Footage with broad, gradual tonal transitions (a sunset, studio lighting, or slow-moving clouds.)

Steps

  1. Enable equidensity: Toggle Equidensity (Switch 7) to On and set Y Inversion (Knob 1) to about 80%. The image divides into discrete luminance zones separated by dark contour lines.
  2. Switch to W-Curve: Toggle Curve Shape (Switch 10) to W-Curve. Additional contour bands appear as the two-peaked proximity function creates more fold boundaries.
  3. Add chroma processing: Set Channel (Switch 9) to YUV and increase UV Inversion (Knob 2) to about 60%. The color channels also divide into zones.
  4. Add Mackie lines: Increase Mackie Gain (Knob 3) to about 60% and set Threshold (Knob 6) to about 50%. Bright lines trace the contour boundaries.
  5. Metallic finish: Toggle Metallic (Switch 11) to On. The entire image is tinted with a strong blue-cyan metallic sheen, with brighter contour areas receiving the strongest color shift.
  6. Adjust mix: Sweep Mix (Fader 12) to blend the contour map with the original footage.

Settings

ControlValue
Y Inversion80%
UV Inversion60%
Mackie Gain60%
Mackie Width30%
Tint50%
Threshold50%
EquidensityOn
PolarityPositive
ChannelYUV
Curve ShapeW-Curve
MetallicOn
Mix100%

Glossary

  • Equidensity: A photographic technique using specialized film to render constant-density (iso-luminance) regions as discrete bands, used in scientific imaging.

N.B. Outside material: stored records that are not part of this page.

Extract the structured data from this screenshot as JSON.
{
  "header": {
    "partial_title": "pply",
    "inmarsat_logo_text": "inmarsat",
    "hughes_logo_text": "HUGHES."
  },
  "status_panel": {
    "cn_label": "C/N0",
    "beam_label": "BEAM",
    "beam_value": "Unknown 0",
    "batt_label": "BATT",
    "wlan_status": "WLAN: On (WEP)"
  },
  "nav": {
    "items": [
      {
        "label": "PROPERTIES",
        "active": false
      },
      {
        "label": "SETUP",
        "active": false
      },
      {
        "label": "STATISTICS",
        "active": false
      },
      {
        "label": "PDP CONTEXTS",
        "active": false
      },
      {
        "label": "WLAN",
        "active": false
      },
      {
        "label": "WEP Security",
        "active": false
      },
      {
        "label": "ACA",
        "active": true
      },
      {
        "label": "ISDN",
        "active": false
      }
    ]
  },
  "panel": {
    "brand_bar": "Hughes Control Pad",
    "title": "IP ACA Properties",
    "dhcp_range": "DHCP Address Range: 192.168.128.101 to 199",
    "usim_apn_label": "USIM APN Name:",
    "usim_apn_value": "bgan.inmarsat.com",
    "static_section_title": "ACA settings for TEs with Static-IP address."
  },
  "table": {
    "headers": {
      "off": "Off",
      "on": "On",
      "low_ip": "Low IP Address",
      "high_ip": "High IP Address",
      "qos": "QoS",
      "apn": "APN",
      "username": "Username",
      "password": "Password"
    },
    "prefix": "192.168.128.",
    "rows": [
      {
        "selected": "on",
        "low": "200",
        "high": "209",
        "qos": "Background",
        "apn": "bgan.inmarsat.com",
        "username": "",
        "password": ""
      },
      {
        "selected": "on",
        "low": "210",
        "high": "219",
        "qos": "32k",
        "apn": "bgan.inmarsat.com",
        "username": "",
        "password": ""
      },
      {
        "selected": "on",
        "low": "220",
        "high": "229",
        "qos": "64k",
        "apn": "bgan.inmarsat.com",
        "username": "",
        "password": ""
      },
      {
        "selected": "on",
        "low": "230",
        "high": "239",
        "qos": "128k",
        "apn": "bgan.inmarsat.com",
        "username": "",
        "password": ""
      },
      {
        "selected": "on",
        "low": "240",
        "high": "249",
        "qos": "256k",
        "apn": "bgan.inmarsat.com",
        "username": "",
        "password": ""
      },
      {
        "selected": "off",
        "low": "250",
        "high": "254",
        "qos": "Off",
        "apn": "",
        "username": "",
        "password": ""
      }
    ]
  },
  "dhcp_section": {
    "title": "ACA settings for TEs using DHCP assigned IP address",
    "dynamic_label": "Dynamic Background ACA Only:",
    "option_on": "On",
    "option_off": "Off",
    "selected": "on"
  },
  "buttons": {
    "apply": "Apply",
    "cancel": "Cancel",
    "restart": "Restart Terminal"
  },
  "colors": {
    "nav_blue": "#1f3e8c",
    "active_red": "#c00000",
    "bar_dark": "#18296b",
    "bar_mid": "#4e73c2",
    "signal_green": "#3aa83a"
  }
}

  • Gradient Detection: Measuring the rate of change between adjacent pixel values to identify edges or tonal boundaries.

  • IIR Filter: Infinite impulse response filter; a digital filter whose output depends on both current input and previous output, creating exponential decay and temporal smoothing.

  • Mackie Line: A bright contour artifact at tonal boundaries in solarized images, caused by lateral bromide migration during darkroom development.

  • Midtone: The range of tonal values between deep shadows and bright highlights; in a 10-bit signal, values near 512.

  • Polarity: The orientation of tonal values; positive polarity preserves the original mapping, negative polarity complements it (1023 − value).

  • Proximity Function: A piecewise function measuring distance from a midtone center; Sabattier uses triangle (S-curve) and dual-triangle (W-curve) variants.

  • Pseudo-Solarization: Partial tonal reversal caused by re-exposing a photographic print during development, distinct from true solarization.

  • Tonal Fold: The visual effect of subtracting a midtone-peaked curve from the signal, causing a portion of the tonal range to reverse direction.